I’m currently working on a design and needed to verify some failover behavior of the Cisco ASA firewall.
The ASA can run in active/active or active/standby mode where most deployments I see run in active/standby mode. When in a failover pair the firewalls will share an IP address and MAC address, very similar to HSRP or VRRP but it also synchronizes the state of TCP sessions, IPSec SA’s, routes and so on. The secondary firewall gets its config from the primary firewall so everything is configured exactly the same on both firewalls.
To verify if the other firewalls is reachable and to synchronize state, a failover link is used between the firewalls. The firewalls use a keepalive to verify if the other firewall is still there. This works just like any routing protocol running over a link where you expect to see a hello from your neighbor and if you miss 3 hello’s, the other firewall is gone. This timer can be configured and in my tests I used a hello of 333 ms and a holdtime of 999 ms which means that convergence should happen within one second.
The first scenario I was testing was to manually trigger a failover. This is normally done when you need to upgrade the firewalls, you can then perform a hitless (almost) upgrade where you trigger a failover to the secondary firewall and can upgrade the primary firewall, then trigger the failover again and then upgrade the secondary firewall. It can also be done if a firewall seems to be misbehaving or that you suspect that it’s faulty.
When triggering a failover, the primary firewall will send a message to the secondary firewall basically saying: “Hey, I need to go away. It’s your time to go active”. Because this message is sent, we don’t need to rely on timers for the failover to take place. This means that this process is very fast, my tests indicated that the convergence was below 200 ms.
The second scenario I wanted to test was to simulate a power failure or that a device went up in flames. To do this I did a reload on the active firewall. My thought here was that a reload wouldn’t send a message to the other firewall to take over, which it doesn’t. So far so good but I ran into another issue. My tests showed that I was seeing a convergence of 3 seconds. Out of these 3 seconds, 1 second was used for the holdtime. This is expected since the active firewall doesn’t message the secondary firewall to take over, we have to rely on keepalives. What I couldn’t figure out was where the 2 additional seconds were coming from.
In my scenario I’m running IPSec. I had a feeling that the extra 2 seconds had something to do with IPSec. That the IPSec SA was being torn down but these should be replicated between the firewalls. I tried a test without IPSec and it converged in 1 second which meant that the extra 2 seconds were indeed due to IPSec.
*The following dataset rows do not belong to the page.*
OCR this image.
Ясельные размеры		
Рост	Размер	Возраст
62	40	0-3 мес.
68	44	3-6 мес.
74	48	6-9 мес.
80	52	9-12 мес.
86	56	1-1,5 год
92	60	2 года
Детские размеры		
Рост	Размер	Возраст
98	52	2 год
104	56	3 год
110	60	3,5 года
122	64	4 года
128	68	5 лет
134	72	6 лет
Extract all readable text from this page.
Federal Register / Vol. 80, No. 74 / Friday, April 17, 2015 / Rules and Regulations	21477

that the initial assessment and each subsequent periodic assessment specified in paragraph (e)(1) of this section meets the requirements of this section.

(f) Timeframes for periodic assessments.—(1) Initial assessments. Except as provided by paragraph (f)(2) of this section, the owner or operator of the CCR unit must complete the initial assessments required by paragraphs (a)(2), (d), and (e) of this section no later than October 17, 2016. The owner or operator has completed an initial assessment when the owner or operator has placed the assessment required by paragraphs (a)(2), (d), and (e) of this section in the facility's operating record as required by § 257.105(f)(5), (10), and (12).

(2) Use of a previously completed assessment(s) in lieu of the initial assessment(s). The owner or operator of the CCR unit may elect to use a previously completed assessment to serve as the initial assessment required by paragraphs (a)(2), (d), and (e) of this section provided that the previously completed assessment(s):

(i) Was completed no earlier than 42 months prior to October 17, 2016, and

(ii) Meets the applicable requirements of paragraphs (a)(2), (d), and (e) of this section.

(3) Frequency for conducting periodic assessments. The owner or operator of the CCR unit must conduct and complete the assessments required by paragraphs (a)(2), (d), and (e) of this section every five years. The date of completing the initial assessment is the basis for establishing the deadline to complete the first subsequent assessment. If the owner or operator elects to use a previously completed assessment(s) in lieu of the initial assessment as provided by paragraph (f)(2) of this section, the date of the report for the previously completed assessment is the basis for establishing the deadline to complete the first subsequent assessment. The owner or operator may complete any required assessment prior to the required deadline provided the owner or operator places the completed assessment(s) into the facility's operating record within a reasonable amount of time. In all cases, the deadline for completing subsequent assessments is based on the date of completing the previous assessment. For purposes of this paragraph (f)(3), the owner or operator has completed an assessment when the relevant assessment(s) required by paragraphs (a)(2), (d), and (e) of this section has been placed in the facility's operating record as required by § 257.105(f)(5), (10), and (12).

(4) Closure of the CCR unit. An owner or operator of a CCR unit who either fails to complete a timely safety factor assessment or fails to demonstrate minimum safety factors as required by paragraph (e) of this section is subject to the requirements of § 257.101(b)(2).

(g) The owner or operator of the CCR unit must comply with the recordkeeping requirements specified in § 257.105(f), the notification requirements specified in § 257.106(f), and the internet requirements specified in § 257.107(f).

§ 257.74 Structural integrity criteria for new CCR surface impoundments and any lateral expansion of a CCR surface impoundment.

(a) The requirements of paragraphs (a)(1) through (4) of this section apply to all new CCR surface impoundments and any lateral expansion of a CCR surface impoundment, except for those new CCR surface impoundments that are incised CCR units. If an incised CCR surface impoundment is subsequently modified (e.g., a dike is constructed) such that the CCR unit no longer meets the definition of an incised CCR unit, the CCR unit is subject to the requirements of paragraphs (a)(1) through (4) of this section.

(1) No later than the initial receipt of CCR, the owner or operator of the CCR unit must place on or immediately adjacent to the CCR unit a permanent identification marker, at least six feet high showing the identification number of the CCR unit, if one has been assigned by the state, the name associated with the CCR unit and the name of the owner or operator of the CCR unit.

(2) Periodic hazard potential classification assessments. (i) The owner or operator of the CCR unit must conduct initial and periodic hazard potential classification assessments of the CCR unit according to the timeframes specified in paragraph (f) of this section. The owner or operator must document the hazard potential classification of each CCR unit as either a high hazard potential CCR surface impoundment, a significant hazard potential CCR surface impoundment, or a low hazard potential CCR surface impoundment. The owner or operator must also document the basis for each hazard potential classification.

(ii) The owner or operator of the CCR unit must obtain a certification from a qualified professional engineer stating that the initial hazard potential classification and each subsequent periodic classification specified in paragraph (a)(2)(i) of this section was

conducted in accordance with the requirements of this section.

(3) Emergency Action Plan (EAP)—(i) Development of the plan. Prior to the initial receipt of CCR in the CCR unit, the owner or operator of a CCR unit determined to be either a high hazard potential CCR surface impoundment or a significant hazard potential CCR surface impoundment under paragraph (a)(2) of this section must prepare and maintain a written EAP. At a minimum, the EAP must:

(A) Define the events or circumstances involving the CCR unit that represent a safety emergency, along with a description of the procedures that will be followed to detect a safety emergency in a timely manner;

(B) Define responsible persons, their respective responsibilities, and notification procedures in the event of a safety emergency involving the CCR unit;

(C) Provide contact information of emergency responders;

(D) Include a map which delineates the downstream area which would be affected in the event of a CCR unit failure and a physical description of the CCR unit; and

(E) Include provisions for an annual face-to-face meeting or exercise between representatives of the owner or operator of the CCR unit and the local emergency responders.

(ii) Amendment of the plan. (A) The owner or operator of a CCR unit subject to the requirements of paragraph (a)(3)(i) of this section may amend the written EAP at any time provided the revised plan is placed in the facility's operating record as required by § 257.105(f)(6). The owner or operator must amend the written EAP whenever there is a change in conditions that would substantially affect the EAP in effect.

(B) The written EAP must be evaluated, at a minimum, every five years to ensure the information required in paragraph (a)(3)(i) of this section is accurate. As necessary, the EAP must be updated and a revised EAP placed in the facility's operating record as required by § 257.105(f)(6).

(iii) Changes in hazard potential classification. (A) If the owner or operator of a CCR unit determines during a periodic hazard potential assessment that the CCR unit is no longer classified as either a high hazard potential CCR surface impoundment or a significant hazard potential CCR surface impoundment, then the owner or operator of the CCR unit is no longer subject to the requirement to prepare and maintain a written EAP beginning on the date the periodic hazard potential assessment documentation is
A colleague suggested to me (thanks Johan) that I should check the lifetime of the IPSec SA and for how long the tunnel had been established. I was able to verify that the tunnel was being torn down, both based on how long the tunnel had been alive and by debugging the other side where I saw a message like the one below.
DELETE_REASONIKEv2-PROTO-5: Delete Reason received with error code:IKEV2_DELETE_SG_REBOOT severity:INFORMATIONAL
This further led me to believe that my active firewall was somehow tearing down the IPSec tunnel. I then looked at the message it prints out when rebooting.
*** *** --- START GRACEFUL SHUTDOWN --- Shutting down isakmp Shutting down webvpn Shutting down License Controller Shutting down File system
Shutting down isakmp… That’s not so good when you have an IPSec tunnel that is active. Then it hit me that doing a reload is not a good way of simulating a power failure. When doing a reload, the firewall will attempt to shutdown everything gracefully. As a part of this, the firewall will shut down all processes such as ISAKMP before reloading. This meant that my IPSec tunnel was being torn down and it took an extra 2 seconds for the secondary firewall to establish the IPSec tunnel again. Mystery solved!
Normally before doing a reload you would trigger the failover process so it’s not really an issue. I still think it would make sense if the firewall would check if it is active before doing the reload though and if it is, tell the secondary firewall to take over.
I then ran another test where I simply shut down the node (ASAv) and then I saw the expected results, the network converged within one second because now my IPSec tunnel stayed up as the primary firewall did not have the chance to gracefully shut it down.
Lesson learned: When you do these kind of tests, make sure that you are testing what you think that you are testing or you may see unexpected results.
I hope there is something to learn from this for my readers as well 🙂